Rigorous regional interventions carried out to control and eliminate onchocerciasis in the past four decades in Africa have been effective in bringing the disease burden under control; it is currently not a public health problem in most endemic areas. Notably, transmission of the parasite is interrupted in some hyperendemic localities. Recently, there has been a policy shift from control to complete diseaseelimination by 2020 in selected countries and by 2025 in the majority of endemic African countries. The WHO has published guidelines for stopping mass drug administration (MDA) and verifying the interruption of transmission and elimination of human onchocerciasis. Therefore, countries have revised their plans, established a goal of disease elimination in line with an evidence based decision to stop MDA and verify elimination, and incorporated it into their NTDs national master plans. Nevertheless, challenges remain pertaining to the elimination of onchocerciasis in Africa. The challenge we review in this paper are: incomplete elimination mapping of all transmission zones, co-endemicity of onchocerciasis and loiasis, possible emergence of ivermectin resistance, uncoordinated cross-border elimination efforts, conflict and civil unrest, suboptimal program implementation, and technical and financial challenges.

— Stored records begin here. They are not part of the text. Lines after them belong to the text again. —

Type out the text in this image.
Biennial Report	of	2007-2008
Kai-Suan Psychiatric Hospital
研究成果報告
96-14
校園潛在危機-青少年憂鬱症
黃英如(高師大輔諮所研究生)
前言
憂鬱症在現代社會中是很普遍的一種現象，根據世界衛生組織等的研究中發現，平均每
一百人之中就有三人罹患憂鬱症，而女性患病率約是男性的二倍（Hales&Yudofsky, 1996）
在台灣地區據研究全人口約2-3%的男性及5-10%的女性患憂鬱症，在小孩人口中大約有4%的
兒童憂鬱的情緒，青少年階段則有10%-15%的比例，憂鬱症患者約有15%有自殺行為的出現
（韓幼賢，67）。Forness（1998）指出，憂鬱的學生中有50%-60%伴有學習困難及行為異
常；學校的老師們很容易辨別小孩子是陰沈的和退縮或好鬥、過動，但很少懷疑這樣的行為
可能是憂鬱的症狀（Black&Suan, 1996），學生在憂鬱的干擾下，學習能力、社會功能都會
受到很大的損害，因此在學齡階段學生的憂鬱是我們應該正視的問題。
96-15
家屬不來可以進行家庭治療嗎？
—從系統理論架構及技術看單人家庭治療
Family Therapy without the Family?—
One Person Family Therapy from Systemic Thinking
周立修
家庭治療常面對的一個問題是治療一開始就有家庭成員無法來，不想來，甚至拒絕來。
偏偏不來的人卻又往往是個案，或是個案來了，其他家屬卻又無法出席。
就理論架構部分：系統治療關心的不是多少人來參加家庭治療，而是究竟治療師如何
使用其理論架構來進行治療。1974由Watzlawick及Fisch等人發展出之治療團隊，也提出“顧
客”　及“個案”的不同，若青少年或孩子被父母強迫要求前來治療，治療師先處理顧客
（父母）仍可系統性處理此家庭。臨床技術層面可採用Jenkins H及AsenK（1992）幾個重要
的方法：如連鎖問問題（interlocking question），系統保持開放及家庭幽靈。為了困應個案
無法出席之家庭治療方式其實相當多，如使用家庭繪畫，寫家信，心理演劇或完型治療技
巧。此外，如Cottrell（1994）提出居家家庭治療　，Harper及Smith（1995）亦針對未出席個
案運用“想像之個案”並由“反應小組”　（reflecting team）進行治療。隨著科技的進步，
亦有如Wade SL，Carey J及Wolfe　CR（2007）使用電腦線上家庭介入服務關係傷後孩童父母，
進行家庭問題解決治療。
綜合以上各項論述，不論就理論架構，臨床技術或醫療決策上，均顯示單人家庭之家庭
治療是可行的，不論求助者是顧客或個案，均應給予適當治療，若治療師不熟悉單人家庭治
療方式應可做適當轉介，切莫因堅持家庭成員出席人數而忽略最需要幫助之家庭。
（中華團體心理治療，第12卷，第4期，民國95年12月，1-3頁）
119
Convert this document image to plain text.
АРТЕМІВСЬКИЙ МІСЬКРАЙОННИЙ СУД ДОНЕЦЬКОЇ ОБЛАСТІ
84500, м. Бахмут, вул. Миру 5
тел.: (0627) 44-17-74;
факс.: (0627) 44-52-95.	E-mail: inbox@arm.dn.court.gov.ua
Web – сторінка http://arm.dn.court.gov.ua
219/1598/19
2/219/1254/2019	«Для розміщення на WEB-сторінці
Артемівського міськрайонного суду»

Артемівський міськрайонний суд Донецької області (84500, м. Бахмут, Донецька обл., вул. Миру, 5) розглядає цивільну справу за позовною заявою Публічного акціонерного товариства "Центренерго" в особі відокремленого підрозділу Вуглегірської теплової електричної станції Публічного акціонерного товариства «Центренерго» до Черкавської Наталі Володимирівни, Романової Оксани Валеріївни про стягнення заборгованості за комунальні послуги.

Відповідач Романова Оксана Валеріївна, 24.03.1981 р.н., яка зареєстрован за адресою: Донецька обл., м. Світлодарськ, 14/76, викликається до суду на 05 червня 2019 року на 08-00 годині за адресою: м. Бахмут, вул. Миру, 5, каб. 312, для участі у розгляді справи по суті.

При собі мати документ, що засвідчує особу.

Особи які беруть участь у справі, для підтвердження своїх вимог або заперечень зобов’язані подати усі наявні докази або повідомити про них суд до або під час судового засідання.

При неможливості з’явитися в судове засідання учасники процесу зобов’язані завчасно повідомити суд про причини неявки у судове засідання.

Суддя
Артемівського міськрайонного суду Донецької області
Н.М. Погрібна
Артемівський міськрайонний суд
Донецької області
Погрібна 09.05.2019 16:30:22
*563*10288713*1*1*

This paper also proposes recommendations to overcome the challenges and accelerate disease elimination. These are: a need for complete disease elimination mapping, a need for collaborative elimination activities between national programs, a need for a different drug distribution approach in conflict-affected areas, a need for routine monitoring and evaluation of MDA programs, a need for implementing alternative treatment strategies (ATSs) in areas with elimination anticipated beyond 2025, and a need for strong partnerships and continued funding.
National programs need to regularly monitor and evaluate the performance and progress of their interventions, while envisaging the complete elimination of onchocerciasis from their territory. Factors hindering the targeted goal of interruption of parasite transmission need to be identified and remedial actions should be taken. If possible and appropriate, ATSs need to be implemented to accelerate disease elimination by 2025.